昼休み、お弁当も食べ終わった名前が自販機へとジュースを買いに来た時、突然侑に声をかけられた。それまで挨拶程度しか話した事が無かった名前は、とにかく驚いた。少し時間あるかと聞かれ、名前が頷くと付いてきて欲しいと言われた。その時の名前は、この後告白されるとは微塵にも思わなかったので、違った意味で緊張しながら付いて行った。しばらく無言で歩き、生徒もいなくなった場所で侑が足を止め振り向いた。その顔は真っ赤で、またそれに名前は驚いた。そして侑は体をガチガチにしながら勢いよく言ったのだ。

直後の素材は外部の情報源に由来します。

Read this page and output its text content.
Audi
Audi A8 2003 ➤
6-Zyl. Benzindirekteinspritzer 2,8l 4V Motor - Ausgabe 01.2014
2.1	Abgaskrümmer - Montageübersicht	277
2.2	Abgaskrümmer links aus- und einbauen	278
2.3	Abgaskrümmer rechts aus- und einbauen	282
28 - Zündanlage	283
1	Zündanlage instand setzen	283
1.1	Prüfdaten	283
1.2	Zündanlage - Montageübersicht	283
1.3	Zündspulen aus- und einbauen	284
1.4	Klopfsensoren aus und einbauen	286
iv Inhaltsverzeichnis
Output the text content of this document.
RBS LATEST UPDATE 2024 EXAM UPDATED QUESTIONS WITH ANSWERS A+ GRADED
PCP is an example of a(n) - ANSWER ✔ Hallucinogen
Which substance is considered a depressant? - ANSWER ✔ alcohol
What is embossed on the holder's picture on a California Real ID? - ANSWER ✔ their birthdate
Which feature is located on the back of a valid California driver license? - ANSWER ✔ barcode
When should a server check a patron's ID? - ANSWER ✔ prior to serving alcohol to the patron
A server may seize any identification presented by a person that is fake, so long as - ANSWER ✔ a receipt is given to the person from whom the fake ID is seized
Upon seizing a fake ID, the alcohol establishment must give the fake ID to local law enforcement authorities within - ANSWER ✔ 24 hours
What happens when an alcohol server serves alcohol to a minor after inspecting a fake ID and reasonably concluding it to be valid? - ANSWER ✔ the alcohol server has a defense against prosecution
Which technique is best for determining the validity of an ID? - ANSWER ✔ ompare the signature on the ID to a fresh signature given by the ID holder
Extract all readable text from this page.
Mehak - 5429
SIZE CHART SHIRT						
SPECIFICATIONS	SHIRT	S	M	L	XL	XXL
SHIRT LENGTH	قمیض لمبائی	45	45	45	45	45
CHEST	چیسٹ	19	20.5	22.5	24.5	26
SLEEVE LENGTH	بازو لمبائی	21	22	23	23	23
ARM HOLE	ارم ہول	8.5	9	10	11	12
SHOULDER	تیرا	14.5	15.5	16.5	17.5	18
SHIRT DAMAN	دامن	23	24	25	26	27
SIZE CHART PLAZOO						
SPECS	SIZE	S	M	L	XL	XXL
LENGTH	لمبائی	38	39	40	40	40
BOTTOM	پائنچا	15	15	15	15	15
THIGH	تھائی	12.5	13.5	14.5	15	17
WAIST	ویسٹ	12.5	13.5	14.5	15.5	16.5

「俺、宮侑です!ちょっと前、いや、ずっと前、あ、いや、半年前ってちょっとか?ずっとか?まあええわ!苗字さんが気になっとって、好きになりました。俺と付き合ってくだしゃい!……噛んでもうたあ!」
そう言って頭を抱える侑を名前は、この人可愛いな、と思った。そして気がつけば、よろしくお願いします、と名前は言っていた。
「ちゃんと、覚えとる、よ。」
「ほんまに、男に呼び出されたんちゃうんやな?」
「うん。」
「ならええ。いや、良くあらへん。ほんなら、何してたんや。」
「なんもしてへん。」
「んなわけないやろ。」
「……面倒な女やな、とか思わへんの?」
「はあ?」
「わたしの事。こやって逃げて、面倒な女やとか、付き合うてなんか違うたとか、思わへんの?」
言ってすぐに名前は後悔をした。そんな事聞かれたら、それこそ面倒な女になってしまうというのに。絶対に終わったと思った。侑の足音がまた近付き、名前の目の前で止まった。
「逃げとったんか、俺から。」
「違う、けど違くない。」
「泣いとったんか。」
「泣いてへん。」
「目も鼻も真っ赤やで。俺、なんかした?」
「侑くんは、なんもしとらん。」
じゃあなんなのだと侑は聞いてくるその声があまりにも優しくて、角名が言っていたように、侑へ思っていることを伝えてもいいのかと考える。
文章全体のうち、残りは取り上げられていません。